Ein Spurensucher, mit dem Merci bisher noch nicht zusammengearbeitet hatte, überreichte ihr zwei kleine durchsichtige Spurensicherungsbeutel. Jeder enthielt eine leere Patronenhülse – offenbar Kaliber neun Millimeter. Auf dem einen Beutel stand »1«, auf dem anderen »2«. Der Mann starrte auf die Beutel, als er sie ihr übergab. Die Aufschrift am Boden der Hülsen bestätigte ihre Vermutung: S&W 9 mm.

»Ich habe die Lage der Hülsen auf den Fußbodenfliesen mit eingekreisten schwarzen Ziffern und die Richtung der Öffnungen mit Pfeilen markiert. Damit nicht darauf herumgetrampelt wird und sie verloren gehen, habe ich sie aufgehoben. Beide lagen rechts neben dem Opfer. Eine in der Ecke und eine neben dem Knie. Ich habe hier eine Skizze davon, wo und wie sie gelegen haben. Der Zeitpunkt, an dem das Opfer gefunden wurde, ist vermerkt. Die Video-Leute haben Nahaufnahmen gemacht.«

Merci betrachtete die Glastüren der Duschkabine, um festzustellen, ob die Hülsen, nachdem sie aus einer Automatikpistole abgefeuert worden waren, vielleicht abgeprallt waren und einen Kratzer oder eine Delle hinterlassen hatten. Aber das Licht spiegelte sich im Glas und sie konnte keinerlei Spuren sehen. Nur schwach ihre eigenen Konturen: breite Schultern, kräftiger Körperbau, ein beinahe hübsches Gesicht.
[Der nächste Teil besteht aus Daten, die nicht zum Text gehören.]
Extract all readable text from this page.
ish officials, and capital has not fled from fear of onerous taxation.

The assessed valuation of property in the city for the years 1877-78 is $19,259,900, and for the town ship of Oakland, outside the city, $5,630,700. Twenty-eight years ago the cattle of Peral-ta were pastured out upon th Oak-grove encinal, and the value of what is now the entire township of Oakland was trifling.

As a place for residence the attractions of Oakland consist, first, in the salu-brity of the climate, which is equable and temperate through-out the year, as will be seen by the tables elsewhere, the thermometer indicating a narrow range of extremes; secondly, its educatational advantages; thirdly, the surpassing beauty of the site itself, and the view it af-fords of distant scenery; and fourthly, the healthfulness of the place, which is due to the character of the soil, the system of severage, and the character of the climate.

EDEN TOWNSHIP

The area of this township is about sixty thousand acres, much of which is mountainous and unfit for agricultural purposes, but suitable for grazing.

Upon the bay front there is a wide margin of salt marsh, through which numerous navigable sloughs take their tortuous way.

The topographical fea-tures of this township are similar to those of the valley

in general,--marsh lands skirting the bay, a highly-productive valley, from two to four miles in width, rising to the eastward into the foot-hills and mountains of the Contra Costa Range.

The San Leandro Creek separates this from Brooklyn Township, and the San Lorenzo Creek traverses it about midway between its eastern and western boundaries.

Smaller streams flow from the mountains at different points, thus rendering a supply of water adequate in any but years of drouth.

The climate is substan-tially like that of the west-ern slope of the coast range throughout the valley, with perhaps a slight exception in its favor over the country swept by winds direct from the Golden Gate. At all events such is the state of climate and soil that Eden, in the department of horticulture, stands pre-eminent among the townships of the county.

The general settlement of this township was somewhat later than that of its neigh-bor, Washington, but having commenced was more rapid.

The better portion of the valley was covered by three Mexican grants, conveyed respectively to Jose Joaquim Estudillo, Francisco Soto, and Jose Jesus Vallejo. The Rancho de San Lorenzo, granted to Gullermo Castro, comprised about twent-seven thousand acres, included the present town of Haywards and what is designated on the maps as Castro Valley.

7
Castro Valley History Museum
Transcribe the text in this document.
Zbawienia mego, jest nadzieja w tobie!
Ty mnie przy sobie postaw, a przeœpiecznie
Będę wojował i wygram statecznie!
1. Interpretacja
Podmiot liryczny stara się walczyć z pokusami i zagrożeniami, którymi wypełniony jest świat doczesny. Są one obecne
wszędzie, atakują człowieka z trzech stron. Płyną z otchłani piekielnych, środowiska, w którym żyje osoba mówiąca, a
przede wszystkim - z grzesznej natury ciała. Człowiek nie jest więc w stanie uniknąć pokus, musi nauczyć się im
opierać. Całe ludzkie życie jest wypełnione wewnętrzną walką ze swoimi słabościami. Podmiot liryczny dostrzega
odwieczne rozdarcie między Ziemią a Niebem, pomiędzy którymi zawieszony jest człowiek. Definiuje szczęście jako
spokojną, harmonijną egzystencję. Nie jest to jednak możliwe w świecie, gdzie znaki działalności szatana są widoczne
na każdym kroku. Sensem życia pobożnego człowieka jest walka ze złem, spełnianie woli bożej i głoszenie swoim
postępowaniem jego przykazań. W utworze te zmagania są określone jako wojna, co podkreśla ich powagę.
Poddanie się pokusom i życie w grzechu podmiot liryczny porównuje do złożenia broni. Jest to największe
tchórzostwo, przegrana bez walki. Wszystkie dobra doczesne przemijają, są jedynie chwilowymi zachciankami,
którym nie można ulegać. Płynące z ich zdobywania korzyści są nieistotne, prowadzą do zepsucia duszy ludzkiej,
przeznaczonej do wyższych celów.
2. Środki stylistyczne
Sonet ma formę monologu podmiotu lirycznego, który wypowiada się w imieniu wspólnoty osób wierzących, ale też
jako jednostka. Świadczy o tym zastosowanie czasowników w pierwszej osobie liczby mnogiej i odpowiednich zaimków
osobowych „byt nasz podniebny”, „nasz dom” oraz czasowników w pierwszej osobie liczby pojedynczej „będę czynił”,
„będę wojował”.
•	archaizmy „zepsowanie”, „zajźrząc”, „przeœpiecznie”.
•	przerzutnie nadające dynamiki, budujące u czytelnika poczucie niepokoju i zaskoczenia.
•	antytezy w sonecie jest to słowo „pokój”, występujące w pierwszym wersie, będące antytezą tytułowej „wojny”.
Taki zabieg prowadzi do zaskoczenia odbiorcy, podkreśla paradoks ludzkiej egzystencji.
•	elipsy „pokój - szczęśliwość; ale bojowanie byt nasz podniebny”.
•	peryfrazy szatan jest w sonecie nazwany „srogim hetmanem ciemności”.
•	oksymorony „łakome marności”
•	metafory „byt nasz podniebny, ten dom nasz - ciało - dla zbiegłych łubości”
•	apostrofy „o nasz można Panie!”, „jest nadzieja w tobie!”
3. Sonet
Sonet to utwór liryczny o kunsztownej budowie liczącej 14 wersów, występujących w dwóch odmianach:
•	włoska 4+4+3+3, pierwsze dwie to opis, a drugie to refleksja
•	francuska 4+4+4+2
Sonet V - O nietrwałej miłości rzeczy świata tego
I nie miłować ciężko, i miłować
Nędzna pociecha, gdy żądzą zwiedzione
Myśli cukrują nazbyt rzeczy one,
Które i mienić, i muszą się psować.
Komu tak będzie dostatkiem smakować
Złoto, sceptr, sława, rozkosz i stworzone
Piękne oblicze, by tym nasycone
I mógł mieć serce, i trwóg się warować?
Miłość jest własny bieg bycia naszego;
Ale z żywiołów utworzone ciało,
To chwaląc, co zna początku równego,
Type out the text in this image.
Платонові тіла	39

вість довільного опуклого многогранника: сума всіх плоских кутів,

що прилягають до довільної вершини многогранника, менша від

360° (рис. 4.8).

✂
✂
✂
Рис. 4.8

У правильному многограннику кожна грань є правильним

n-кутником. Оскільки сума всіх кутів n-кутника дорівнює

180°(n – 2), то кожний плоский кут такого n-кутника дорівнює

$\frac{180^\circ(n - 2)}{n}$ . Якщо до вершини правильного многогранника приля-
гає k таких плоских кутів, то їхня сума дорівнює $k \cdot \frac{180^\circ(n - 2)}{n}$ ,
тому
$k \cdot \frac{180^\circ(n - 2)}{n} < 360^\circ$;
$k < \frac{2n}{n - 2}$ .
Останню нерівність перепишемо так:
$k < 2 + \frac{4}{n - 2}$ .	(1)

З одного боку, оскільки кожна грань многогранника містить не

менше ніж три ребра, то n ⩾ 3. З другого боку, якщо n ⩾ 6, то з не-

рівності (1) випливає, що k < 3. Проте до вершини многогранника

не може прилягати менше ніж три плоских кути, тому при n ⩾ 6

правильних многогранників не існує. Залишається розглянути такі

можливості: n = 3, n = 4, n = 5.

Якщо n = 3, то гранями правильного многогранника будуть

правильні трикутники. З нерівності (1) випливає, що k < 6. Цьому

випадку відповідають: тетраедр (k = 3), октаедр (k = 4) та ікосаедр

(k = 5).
Der Spurensucher hatte in die Öffnung eines jeden Beutels ein kleines Knäuel Toilettenpapier gestopft, damit sich darin keine Feuchtigkeit bildete und mögliche Fingerabdrücke ruinierte.

»Wie heißen Sie?«

»Don Leitzel.«

»Ich bin Merci Rayborn. Danke, gute Arbeit.«

Sie warf einen Blick auf die Kommode im Schlafzimmer der Wildcrafts und bemerkte die Saphir-Ohrringe in der noch geöffneten Schachtel.

 

Sie standen im Steinzimmer. Dutzende von Steinen, die meisten dunkelfarbig, alle auf eine Weise erlesen, die Merci nicht hätte beschreiben können. Manche so klein wie Golfbälle, andere einen Meter lang. Viele davon lagen auf passenden Ständern, von denen einige aus Holz waren. Andere Ständer waren aus Gips oder Ton, manche sogar aus gebürstetem Stahl.

»Wozu dienen diese Sachen?«, fragte sie.

»Keine Ahnung«, erwiderte Zamorra.

»Sie sehen japanisch aus«, sagte Merci. »Vielleicht weiß Bob was darüber.«

»Ich geh ihn holen.«

Sie warteten in dem stillen Zimmer. Mercis Blick wanderte von einem Stein, der aussah wie eine Insel mit Buchten, zu einem Stein, der sie an überhaupt nichts erinnerte. Sammlungen beunruhigten Merci, da sie einmal einen Mann verhört hatte, der bemalte Vogeleier sammelte. In einer nahegelegenen Wohnung hatte er eine ganze Sammlung ausgestopfter, bemalter Leichen. Aber während sie den Stein betrachtete, der nach nichts aussah, dachte sie, dass es das ästhetischste Nichts war, das sie je gesehen hatte.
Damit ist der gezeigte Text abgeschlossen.